Ellen Handelman, an art teacher and civil rights club leader at Lyseth, has had several groups of students successfully get their projects funded through Painting for a Purpose.

“One of the most important things a teacher can do is give students a voice to get something done,” she said.

The grants send a “powerful” message to students that their ideas matter, said Handelman, who contributes artwork to Painting for a Purpose.

Two Lyseth Elementary School students were granted money from Painting for a Purpose to repaint the school’s Buddy Bench, a place were kids who are lonely can go to be comforted by classmates. Courtesy / Ellen Handelman

Through the years, grant proposals have come from students across all grade levels.

“As adults, we can have an idea of the problems that need to be solved, but with this, you are getting from young people what is important to them and ways they can make a difference,” Edwards said.

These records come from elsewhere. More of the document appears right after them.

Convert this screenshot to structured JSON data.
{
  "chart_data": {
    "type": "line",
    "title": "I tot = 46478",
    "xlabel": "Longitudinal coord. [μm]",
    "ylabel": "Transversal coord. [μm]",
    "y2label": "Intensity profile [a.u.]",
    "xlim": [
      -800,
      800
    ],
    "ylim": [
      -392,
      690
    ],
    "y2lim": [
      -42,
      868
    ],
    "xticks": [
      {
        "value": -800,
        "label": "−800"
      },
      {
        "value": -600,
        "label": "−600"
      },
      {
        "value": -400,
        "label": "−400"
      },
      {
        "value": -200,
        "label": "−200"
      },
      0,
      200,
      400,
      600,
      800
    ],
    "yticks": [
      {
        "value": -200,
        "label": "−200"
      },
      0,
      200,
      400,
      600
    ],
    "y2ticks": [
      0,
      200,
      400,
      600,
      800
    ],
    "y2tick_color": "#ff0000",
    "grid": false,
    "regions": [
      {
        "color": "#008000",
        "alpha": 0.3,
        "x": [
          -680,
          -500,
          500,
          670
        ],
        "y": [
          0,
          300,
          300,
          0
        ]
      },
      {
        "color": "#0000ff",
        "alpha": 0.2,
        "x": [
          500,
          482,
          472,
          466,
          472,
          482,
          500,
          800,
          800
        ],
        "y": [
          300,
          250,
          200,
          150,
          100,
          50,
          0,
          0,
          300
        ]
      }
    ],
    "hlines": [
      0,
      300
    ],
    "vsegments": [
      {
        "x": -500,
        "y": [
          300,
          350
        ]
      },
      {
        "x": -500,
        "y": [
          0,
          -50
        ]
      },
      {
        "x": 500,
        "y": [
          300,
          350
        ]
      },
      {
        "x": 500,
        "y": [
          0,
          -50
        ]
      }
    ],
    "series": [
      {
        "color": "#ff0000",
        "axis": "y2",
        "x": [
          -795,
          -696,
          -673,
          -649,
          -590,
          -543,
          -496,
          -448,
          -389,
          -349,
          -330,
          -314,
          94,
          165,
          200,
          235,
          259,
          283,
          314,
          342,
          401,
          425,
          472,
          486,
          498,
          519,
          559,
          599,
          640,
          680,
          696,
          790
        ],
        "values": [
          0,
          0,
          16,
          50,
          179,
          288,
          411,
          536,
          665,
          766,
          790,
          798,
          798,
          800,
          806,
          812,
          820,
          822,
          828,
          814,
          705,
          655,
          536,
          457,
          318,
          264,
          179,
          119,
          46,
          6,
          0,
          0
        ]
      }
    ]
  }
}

Past projects have created school gardens; sought to make  schools more welcoming, including efforts at Deering High School to hang a welcome banner in the front entrance; redesigned the Buddy Bench at Lyseth where kids can sit to be comforted by their classmates when they are feeling alone or sad; and set up mentoring between Reiche third-graders and in-coming kindergarteners and between eighth-grade and six-grade students at Lincoln.

Other projects have been aimed at helping those in need, including a revamp of the clothes closet at Portland High School, the ‘Ram’ily Market for clothing and other items at Deering, and the effort last year by two Portland High School students to make fleece hats for homeless people.

Students’ projects also have assisted people afar, such as those to help improve education in Guatemala, South Sudan, Peru, Nepal and Mali and to support orphanages in Madagascar, Haiti and Ghana. A few years ago, money was awarded so Portland High School students could partner with The Memory Project to give children in war-torn countries a personalized portrait of themselves.